Burke cautiously cut down the drive and awkwardly turned the ship on its side, heading it toward the north. The state of things inside the ship was one of intolerable tenseness.

"I'm a new driver," said Burke, "and that was a tough bit of driving to do." He glanced at the exterior-pressure meter. "There's no air outside to register. We must be fifty or sixty miles high and maybe still rising. But we're not leaking air."

Actually the plastic ship was eighty miles up. The sunlit world beneath it showed white patches of cloud in patterns a meteorologist would have found interesting. Burke could see the valley of the St. Lawrence River between the white areas. But the Earth's surface was curiously foreshortened.
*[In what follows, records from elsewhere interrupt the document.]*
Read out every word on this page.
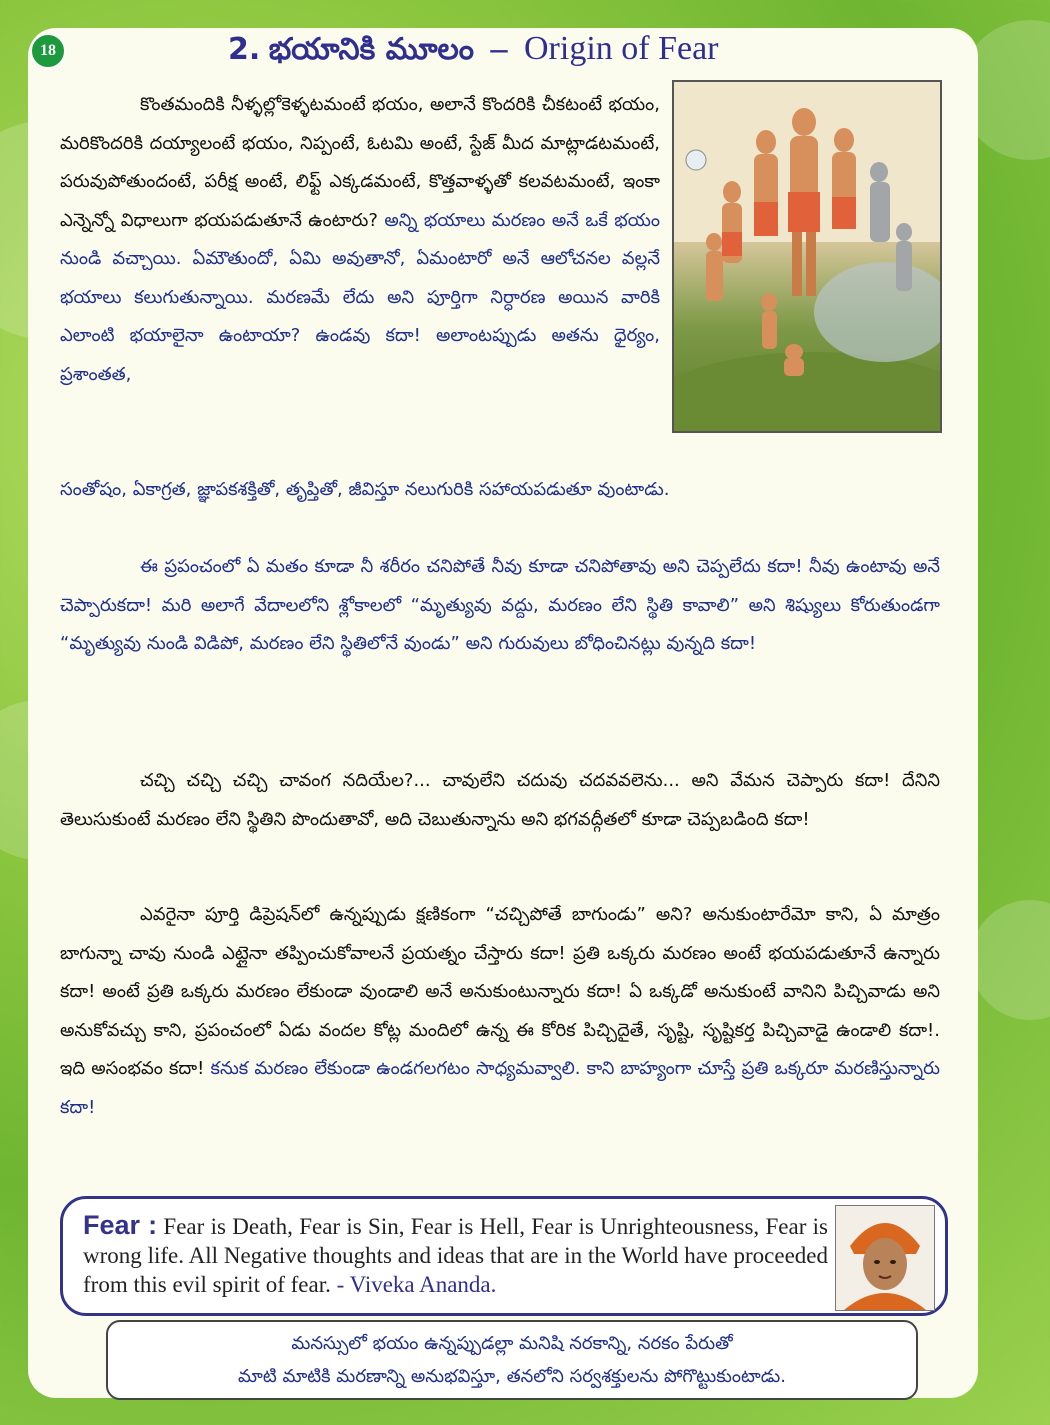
18	2. భయానికి మూలం – Origin of Fear
కొంతమందికి నీళ్ళల్లోకెళ్ళటమంటే భయం, అలానే కొందరికి చీకటంటే భయం, మరికొందరికి దయ్యాలంటే భయం, నిప్పంటే, ఓటమి అంటే, స్టేజ్ మీద మాట్లాడటమంటే, పరువుపోతుందంటే, పరీక్ష అంటే, లిఫ్ట్ ఎక్కడమంటే, కొత్తవాళ్ళతో కలవటమంటే, ఇంకా ఎన్నెన్నో విధాలుగా భయపడుతూనే ఉంటారు? అన్ని భయాలు మరణం అనే ఒకే భయం నుండి వచ్చాయి. ఏమౌతుందో, ఏమి అవుతానో, ఏమంటారో అనే ఆలోచనల వల్లనే భయాలు కలుగుతున్నాయి. మరణమే లేదు అని పూర్తిగా నిర్ధారణ అయిన వారికి ఎలాంటి భయాలైనా ఉంటాయా? ఉండవు కదా! అలాంటప్పుడు అతను ధైర్యం, ప్రశాంతత,
సంతోషం, ఏకాగ్రత, జ్ఞాపకశక్తితో, తృప్తితో, జీవిస్తూ నలుగురికి సహాయపడుతూ వుంటాడు.
ఈ ప్రపంచంలో ఏ మతం కూడా నీ శరీరం చనిపోతే నీవు కూడా చనిపోతావు అని చెప్పలేదు కదా! నీవు ఉంటావు అనే చెప్పారుకదా! మరి అలాగే వేదాలలోని శ్లోకాలలో “మృత్యువు వద్దు, మరణం లేని స్థితి కావాలి” అని శిష్యులు కోరుతుండగా “మృత్యువు నుండి విడిపో, మరణం లేని స్థితిలోనే వుండు” అని గురువులు బోధించినట్లు వున్నది కదా!
చచ్చి చచ్చి చచ్చి చావంగ నదియేల?... చావులేని చదువు చదవవలెను... అని వేమన చెప్పారు కదా! దేనిని తెలుసుకుంటే మరణం లేని స్థితిని పొందుతావో, అది చెబుతున్నాను అని భగవద్గీతలో కూడా చెప్పబడింది కదా!
ఎవరైనా పూర్తి డిప్రెషన్‌లో ఉన్నప్పుడు క్షణికంగా “చచ్చిపోతే బాగుండు” అని? అనుకుంటారేమో కాని, ఏ మాత్రం బాగున్నా చావు నుండి ఎట్లైనా తప్పించుకోవాలనే ప్రయత్నం చేస్తారు కదా! ప్రతి ఒక్కరు మరణం అంటే భయపడుతూనే ఉన్నారు కదా! అంటే ప్రతి ఒక్కరు మరణం లేకుండా వుండాలి అనే అనుకుంటున్నారు కదా! ఏ ఒక్కడో అనుకుంటే వానిని పిచ్చివాడు అని అనుకోవచ్చు కాని, ప్రపంచంలో ఏడు వందల కోట్ల మందిలో ఉన్న ఈ కోరిక పిచ్చిదైతే, సృష్టి, సృష్టికర్త పిచ్చివాడై ఉండాలి కదా!. ఇది అసంభవం కదా! కనుక మరణం లేకుండా ఉండగలగటం సాధ్యమవ్వాలి. కాని బాహ్యంగా చూస్తే ప్రతి ఒక్కరూ మరణిస్తున్నారు కదా!
Fear : Fear is Death, Fear is Sin, Fear is Hell, Fear is Unrighteousness, Fear is wrong life. All Negative thoughts and ideas that are in the World have proceeded from this evil spirit of fear. - Viveka Ananda.
మనస్సులో భయం ఉన్నప్పుడల్లా మనిషి నరకాన్ని, నరకం పేరుతో
మాటి మాటికి మరణాన్ని అనుభవిస్తూ, తనలోని సర్వశక్తులను పోగొట్టుకుంటాడు.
What was beneath seemed utterly flat, and at the edge of the world all appeared distorted and unreal.

Holmes, still pale, asked, "How'd we get away from that rocket?"

"We accelerated," said Burke. "It was a defensive rocket. It was designed to knock down jet bomb carriers or ballistic missiles which travel at a constant speed. Target-seeking missiles can lock onto the radar echo from a coasting ship, or one going at its highest speed because their computers predict where their target, traveling at constant speed, can be intercepted. We were never there. We were accelerating. Missile-guidance systems can't measure acceleration and allow for it. They shouldn't have to."

Four of the six television screens showed dark sky with twinkling lights in it. On one there was the dim outline of the sun, reversed to blackness because its light was too great to be registered in a normal fashion. The other screen showed Earth.

There was a buzzing, and Keller looked at Burke.

"Rocket?" asked Burke. Keller shook his head. "Radar?" Keller nodded.

"The DEW line, most likely," said Burke in a worried tone. "I don't know whether they've got rockets that can reach us. But I know fighter planes can't get this high. Maybe they can throw a spread of air-to-air rockets, though.... I don't know their range."

Sandy said unsteadily, "They shouldn't do this to us! We're not criminals! At least they should ask us who we are and what we're doing!"